Portanto a Torá não é algo que meramente lemos. Envolve vínculo total. E o que tem tornado aquele vínculo possível é o conceito rabínico de Midrash. Midrash como entendo (obviamente, há outras maneiras)foi a resposta rabínica ao fim da profecia. Enquanto havia profetas – até a época de Hagai, Zecharia e Malachi – eles trouxeram a palavra de D'us à sua geração. Eles a ouviram; eles a declararam; a palavra Divina viveu dentro dos rios e marés da história.
Mas então veio uma época quando não havia mais profetas. Como os judeus puderam ligar o espaço entre a palavra então, e a situação histórica agora? Foi uma crise imensa, e grupos diferentes de judeus reagiram em maneiras diferentes. Os Saduceus, pelo que posso dizer, se confinaram ao texto literal. Para eles a Torá não se renovou geração após geração. Foi outorgada uma vez e isso foi o suficiente.
Outros grupos, incluindo aqueles que conhecemos pelos Rolos do Mar Morto, desenvolveram um tipo de exegese bíblica conhecida como Pesher. Há um significado superficial do texto mas há também um significado oculto, que tem a ver com eventos ou pessoas no presente, ou o final dos dias, que foram assumidos como vindo em breve.
Os rabinos, porém, desenvolveram a técnica de midrash que pela leitura poderia nos dar visões nos detalhes da lei judaica (midrash Agadá). Tão poderosa era essa forma de engajamento que a única maior instituição de judaísmo rabínico é nomeada por ela; o Bet Midrash, a “casa” ou “lar” do midrash.
Essencialmente, midrash é a ponte sobre o abismo do tempo entre o mundo do texto original, há trinta ou quarenta séculos, e nosso mundo no tempo e lugar atuais.

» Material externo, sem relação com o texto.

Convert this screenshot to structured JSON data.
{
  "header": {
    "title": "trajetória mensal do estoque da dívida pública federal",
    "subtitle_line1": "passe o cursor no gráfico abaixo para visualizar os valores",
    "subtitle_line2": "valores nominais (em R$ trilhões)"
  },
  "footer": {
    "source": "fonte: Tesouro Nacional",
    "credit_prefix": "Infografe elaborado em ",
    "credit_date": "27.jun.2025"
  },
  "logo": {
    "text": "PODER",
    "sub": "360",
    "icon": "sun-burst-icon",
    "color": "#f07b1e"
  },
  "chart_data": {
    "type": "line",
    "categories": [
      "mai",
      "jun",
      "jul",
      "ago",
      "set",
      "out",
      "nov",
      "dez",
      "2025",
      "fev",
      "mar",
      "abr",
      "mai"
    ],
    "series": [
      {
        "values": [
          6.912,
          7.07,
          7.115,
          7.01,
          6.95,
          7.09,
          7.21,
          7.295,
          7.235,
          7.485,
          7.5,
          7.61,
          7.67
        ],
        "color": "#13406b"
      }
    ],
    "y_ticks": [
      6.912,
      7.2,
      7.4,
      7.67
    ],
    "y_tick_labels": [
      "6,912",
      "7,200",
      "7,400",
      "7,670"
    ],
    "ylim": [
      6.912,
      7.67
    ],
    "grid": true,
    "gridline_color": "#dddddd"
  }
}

O Midrash não pergunta “O que o texto significava então?”, mas sim, “O que o texto significa para mim agora?” Por trás do midrash há três princípios fundamentais de fé.
Primeiro, a Torá é a palavra de D'us, e assim como D'us transcende o tempo, também Sua palavra. Seria absurdo, por exemplo, supor que algum ser humano há mais de três mil anos poderia ter previsto smart phones, mídia social e estar online, 24 horas em 7 dias. Porém o Shabat fala exatamente daquele fenômeno e às nossas necessidades para um detox digital uma vez por semana. D'us fala conosco hoje nas inflexões insuspeitadas de palavras que Ele falou há três séculos.

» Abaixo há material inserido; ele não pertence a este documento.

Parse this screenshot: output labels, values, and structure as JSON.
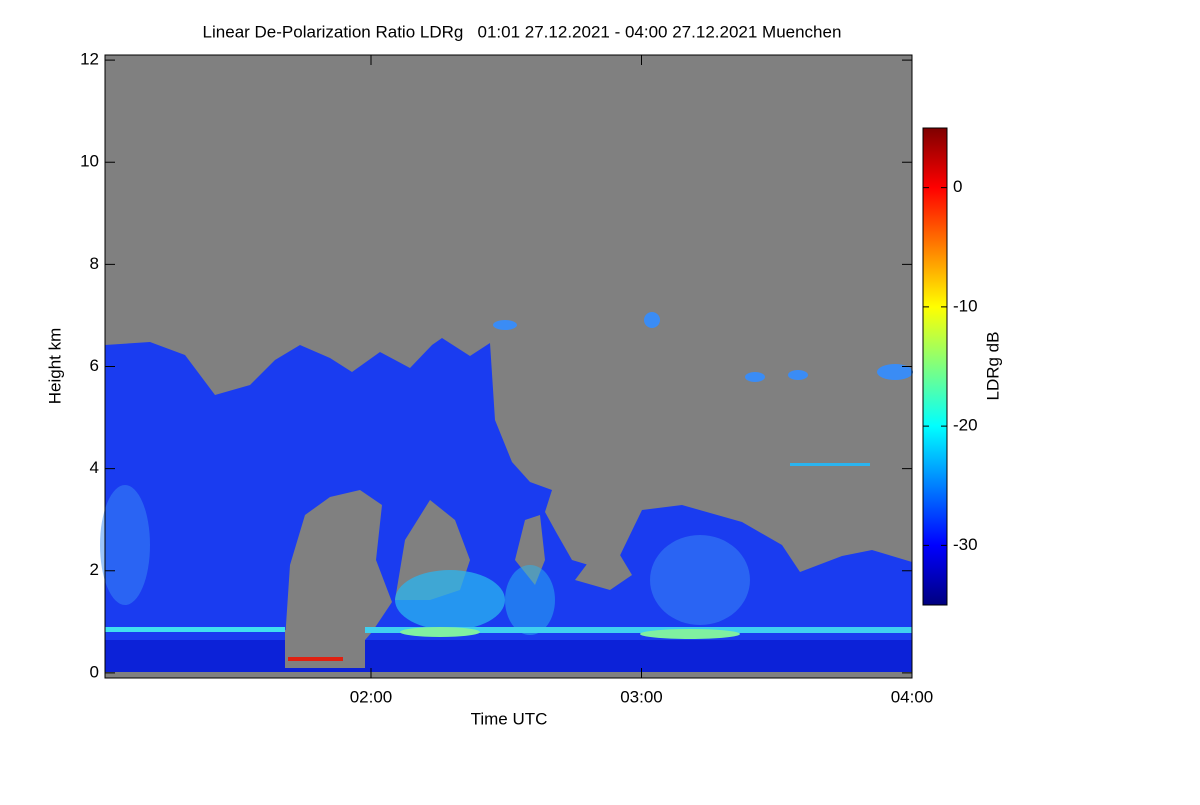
{
  "chart_data": {
    "type": "heatmap",
    "title": "Linear De-Polarization Ratio LDRg   01:01 27.12.2021 - 04:00 27.12.2021 Muenchen",
    "xlabel": "Time UTC",
    "ylabel": "Height km",
    "xlim": [
      1.0167,
      4.0
    ],
    "xticks": [
      {
        "value": 2,
        "label": "02:00"
      },
      {
        "value": 3,
        "label": "03:00"
      },
      {
        "value": 4,
        "label": "04:00"
      }
    ],
    "ylim": [
      -0.1,
      12.1
    ],
    "yticks": [
      0,
      2,
      4,
      6,
      8,
      10,
      12
    ],
    "background": "#808080",
    "colorbar": {
      "label": "LDRg dB",
      "clim": [
        -35,
        5
      ],
      "ticks": [
        0,
        -10,
        -20,
        -30
      ],
      "colormap": [
        "#00007f",
        "#0000ff",
        "#007fff",
        "#00ffff",
        "#7fff7f",
        "#ffff00",
        "#ff7f00",
        "#ff0000",
        "#7f0000"
      ]
    }
  }
}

Segundo, o pacto entre D'us e nossos ancestrais no Monte Sinai ainda existe hoje. Sobreviveu ao exílio da babilônia, à destruição romana, a séculos de dispersão, e ao Holocausto. A Torá é o texto daquele pacto, e nos mantém firmes.

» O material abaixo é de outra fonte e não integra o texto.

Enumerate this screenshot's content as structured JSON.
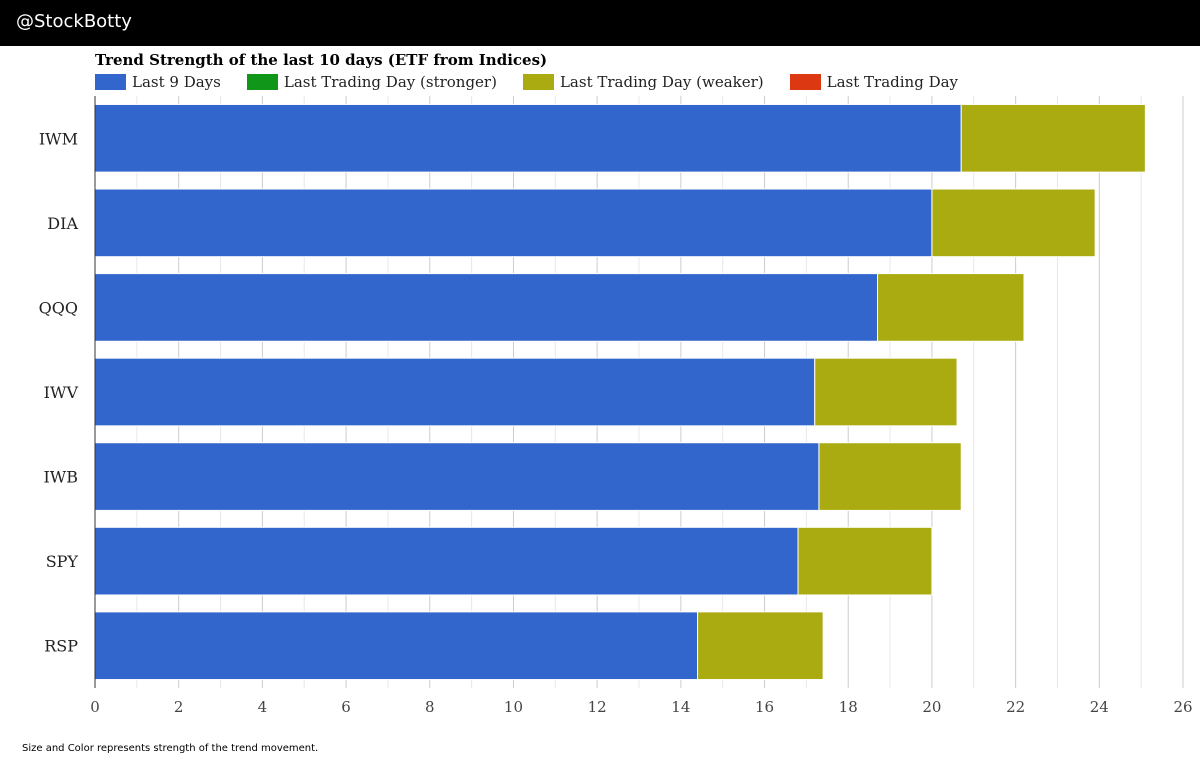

Terceiro, os princípios da Torá mudaram muito pouco nos séculos passados. Com certeza, não temos mais um templo ou sacrifícios. Não mais praticamos pena capital. Mas os valores que estão na Torá são relevantes à sociedade contemporânea e à nossa vida individual na época que vivemos, Século 21. Portanto, não meramente lemos a Torá. Nós a trazemos ao nosso tempo, nossas vidas, nossa leitura mais atenta, e nossos compromissos existenciais mais profundos.
Minhas próprias crenças foram formadas naquela conversa continuada com o texto bíblico que é parte da mente judaica e da semana judaica. É por isso que, para enfatizar este envolvimento pessoal, decidi chamar as séries desse ano de Pacto e Conversação, de ‘Eu Acredito’, como uma maneira de dizer, que isso é como eu vejo o mundo, tendo ouvido o mais atentamente que posso à Torá e suas mensagens para mim agora.
A Torá não é um tratado sistemático sobre crenças mas é uma forma única de ver o mundo a reagir a ele. E numa era de escuridão moral, sua mensagem ainda brilha. Portanto, de qualquer forma, eu acredito. Que seja um ano de aprendizado e crescimento para todos nós.